Mariage gay : Hollande en rattrapage

Publié par jfl-seronet le 09.10.2011
1 056 lectures
Notez l'article : 
0
 
parti socialistemariageLGBT
Ce n’est pas facile une campagne électorale… La moindre phrase est pesée au trébuchet… Tout est sujet à interprétation. Et bien souvent, une formule insuffisamment préparée peut avoir les conséquences d’une sortie de route. Invité vedette de "Libération" le 3 octobre, François Hollande, candidat à la primaire socialiste, en a fait les frais. Le sujet ? Le mariage gay.
mariage-homosexuel.jpg

Comme tous les autres candidats à la primaire socialiste, François Hollande est l’invité de "Libération" pour une interview exclusive et une participation au comité de rédaction.
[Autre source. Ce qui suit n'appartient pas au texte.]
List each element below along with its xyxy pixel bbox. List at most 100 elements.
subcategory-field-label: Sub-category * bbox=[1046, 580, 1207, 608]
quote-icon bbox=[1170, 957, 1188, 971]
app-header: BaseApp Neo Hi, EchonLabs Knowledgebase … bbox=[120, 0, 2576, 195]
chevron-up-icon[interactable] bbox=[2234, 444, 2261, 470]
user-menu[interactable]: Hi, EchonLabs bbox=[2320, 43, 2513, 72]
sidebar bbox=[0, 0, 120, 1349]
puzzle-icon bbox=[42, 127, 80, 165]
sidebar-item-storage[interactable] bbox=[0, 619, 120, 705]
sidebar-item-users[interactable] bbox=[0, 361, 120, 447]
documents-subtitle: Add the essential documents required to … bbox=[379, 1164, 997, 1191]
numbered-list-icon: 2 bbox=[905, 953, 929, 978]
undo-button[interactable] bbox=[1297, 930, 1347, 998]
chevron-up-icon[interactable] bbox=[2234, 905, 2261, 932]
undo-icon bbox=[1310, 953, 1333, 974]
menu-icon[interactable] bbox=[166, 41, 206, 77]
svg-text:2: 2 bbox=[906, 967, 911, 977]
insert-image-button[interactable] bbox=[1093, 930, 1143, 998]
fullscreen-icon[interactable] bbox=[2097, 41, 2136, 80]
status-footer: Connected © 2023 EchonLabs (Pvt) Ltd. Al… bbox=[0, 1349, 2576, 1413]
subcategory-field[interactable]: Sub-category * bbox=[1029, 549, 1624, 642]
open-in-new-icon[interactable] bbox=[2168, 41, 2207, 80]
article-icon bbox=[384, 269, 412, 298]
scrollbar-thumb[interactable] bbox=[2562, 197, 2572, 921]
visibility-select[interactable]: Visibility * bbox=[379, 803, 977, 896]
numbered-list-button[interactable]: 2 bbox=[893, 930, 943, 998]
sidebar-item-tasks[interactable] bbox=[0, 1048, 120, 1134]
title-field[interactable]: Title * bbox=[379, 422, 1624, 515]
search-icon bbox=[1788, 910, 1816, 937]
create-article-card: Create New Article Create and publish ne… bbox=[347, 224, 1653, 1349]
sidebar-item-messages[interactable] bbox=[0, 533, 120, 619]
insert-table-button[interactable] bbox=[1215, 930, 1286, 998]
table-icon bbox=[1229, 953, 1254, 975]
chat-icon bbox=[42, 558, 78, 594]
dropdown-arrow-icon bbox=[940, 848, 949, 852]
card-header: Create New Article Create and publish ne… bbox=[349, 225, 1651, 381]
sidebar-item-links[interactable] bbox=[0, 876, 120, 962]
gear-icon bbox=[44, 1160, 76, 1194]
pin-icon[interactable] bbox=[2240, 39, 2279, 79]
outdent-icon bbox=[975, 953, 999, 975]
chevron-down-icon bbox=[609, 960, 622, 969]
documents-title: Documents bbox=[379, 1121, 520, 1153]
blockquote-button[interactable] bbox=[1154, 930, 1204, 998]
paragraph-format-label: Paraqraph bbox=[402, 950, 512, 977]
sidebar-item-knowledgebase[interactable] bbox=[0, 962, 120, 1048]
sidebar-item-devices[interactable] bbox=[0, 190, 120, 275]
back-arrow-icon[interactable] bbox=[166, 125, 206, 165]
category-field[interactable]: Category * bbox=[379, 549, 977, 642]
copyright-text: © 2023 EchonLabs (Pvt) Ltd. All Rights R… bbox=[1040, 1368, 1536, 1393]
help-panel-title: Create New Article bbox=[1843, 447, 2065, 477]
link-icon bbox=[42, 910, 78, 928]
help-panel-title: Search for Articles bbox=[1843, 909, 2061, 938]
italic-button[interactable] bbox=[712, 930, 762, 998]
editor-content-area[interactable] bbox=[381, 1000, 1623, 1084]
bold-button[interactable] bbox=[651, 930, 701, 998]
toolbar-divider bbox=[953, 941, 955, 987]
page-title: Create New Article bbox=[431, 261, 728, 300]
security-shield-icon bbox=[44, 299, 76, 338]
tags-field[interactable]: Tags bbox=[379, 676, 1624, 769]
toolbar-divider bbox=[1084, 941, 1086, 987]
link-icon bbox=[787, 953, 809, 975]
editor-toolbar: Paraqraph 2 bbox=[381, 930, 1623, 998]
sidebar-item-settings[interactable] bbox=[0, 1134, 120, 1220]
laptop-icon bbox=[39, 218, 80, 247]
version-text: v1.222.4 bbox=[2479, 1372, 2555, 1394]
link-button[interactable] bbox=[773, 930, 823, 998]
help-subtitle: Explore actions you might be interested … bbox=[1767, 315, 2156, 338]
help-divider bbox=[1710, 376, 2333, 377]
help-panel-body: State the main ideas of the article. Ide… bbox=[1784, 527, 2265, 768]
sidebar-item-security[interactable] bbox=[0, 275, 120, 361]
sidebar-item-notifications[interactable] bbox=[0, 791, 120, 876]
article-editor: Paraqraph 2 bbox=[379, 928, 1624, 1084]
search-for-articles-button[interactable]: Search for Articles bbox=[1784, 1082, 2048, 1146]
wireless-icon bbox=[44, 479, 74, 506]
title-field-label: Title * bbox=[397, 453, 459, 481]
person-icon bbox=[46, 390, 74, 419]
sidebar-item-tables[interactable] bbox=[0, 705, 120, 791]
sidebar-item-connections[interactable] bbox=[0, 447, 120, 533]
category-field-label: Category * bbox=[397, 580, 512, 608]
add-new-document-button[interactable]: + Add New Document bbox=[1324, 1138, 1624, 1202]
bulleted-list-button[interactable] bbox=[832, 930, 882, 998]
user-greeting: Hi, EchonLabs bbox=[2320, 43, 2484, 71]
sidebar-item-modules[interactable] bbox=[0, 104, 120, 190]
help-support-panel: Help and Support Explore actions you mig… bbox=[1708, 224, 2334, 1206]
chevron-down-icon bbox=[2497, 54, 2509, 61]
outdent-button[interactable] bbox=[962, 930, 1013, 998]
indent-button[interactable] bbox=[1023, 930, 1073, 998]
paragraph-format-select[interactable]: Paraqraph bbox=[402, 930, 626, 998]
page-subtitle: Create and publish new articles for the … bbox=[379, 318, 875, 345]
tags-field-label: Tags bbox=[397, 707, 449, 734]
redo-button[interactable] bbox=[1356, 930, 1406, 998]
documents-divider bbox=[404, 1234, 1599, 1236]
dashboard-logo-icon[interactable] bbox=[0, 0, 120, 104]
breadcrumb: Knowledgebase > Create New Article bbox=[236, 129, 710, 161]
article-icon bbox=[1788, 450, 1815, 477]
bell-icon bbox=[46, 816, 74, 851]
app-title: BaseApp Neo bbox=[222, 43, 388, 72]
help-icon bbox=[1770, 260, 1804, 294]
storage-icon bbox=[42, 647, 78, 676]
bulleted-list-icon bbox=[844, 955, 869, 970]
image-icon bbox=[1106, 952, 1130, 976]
Son tour vient le 3 octobre. Au cours de cette interview, François Hollande (en tête des sondages) évoque entre autres sujets la question de l’ouverture du mariage aux couples de même sexe et de l’homoparentalité. Il y déclare, en conférence de rédaction, à propos de ces deux projets : "Attention, ce ne sera pas si simple de faire passer ces textes". Ces propos sont relayés immédiatement par le biais du compte Twitter de la journaliste Laure Bretton qui participe à cette conférence. D’emblée, ils créent un certain émoi chez les internautes et les militants LGBT. De fait, la position est jugée timorée… Elle est d’ailleurs utilisée par le camp de Martine Aubry (principale concurrente d’Hollande, selon les sondages). C’est Anne Hidalgo, première adjointe de Bertrand Delanoë et soutien de Martine Aubry qui dégaine "Avec de la volonté politique, un Sénat à gauche et une opinion publique favorable, où seraient les blocages ?"
Le 5 octobre, Act Up-Paris qui vient de lancer une campagne participative sur le mariage homo interpelle François Hollande. "Nous sommes navrés, mais bien peu surpris par cette couardise, au lendemain de l’élection d’un sénateur socialiste à la présidence de la chambre haute, indique Act Up. Le Parti Socialiste ne nous a malheureusement pas habitués à un grand courage politique, mais là il se surpasse. Le Parti Socialiste veut nous faire croire à son adhésion totale aux revendications dites "LGBTI" : accès au mariage civil et à la parentalité pour tous et toutes. Or, son actuel poulain freine déjà des quatre fers, alors que le parti dispose depuis les sénatoriales d’outils législatifs qui lui permettraient d’ores et déjà de remettre ces sujets au débat, à défaut de les faire avancer". Et Act- Up-Paris d’affirmer que la "lutte pour les droits des LGBTI n’est pas une lutte partielle, c’est un point d’ancrage de la convergence des luttes. L’oppression légale des LGBTI constitue un bastion du pouvoir normatif, celui-là même qui entérine la domination des femmes, le racisme d’état, la morale criminelle à l’encontre des travailleurs et travailleuses du sexe, des usagers et usagères de drogues, etc". Du coup, pour l’association, il est impératif que "la gauche (…) redonne à ces sujets la visibilité qu’ils requièrent, qu’elle cesse de considérer les revendications des [personnes LGBTI] comme secondaires, folkloriques trop audacieuses, ou trop "compliquées".
Dans l’entourage de François Hollande, on semble prendre rapidement le poids (à quelques jours du premier tour de scrutin de la primaire socialiste) de ce qui a les allures d’un faux pas. Après tout, dire que le vote du mariage gay, ce ne sera pas de la tarte alors que la mesure est une promesse socialiste… du programme pour 2012… c’est stratégiquement un peu moyen.
Du coup, séance de rattrapage obligatoire et remise des pendules à l’heure. Interrogé par YAGG (5 octobre) sur le mariage gay, François Hollande explique : "Le mariage pour les couples de même sexe fera partie des textes que nous ferons adopter dès le début de la législature. Chaque couple doit avoir la liberté de faire reconnaître publiquement ses choix amoureux et conjugaux, avec ce que cela implique de mise en scène dans l’échange des consentements, dans la parole du maire qui déclare les époux mariés, dans la présence des témoins et des proches… Je souhaite que ce droit de vivre son amour au grand jour soit reconnu à tous". Dit comme ça, cela semble clair. Reste une question, est-ce François Hollande qui portera les couleurs du PS en 2012 ? Première réponse à l’issue du premier tour, dimanche 9 octobre 2011.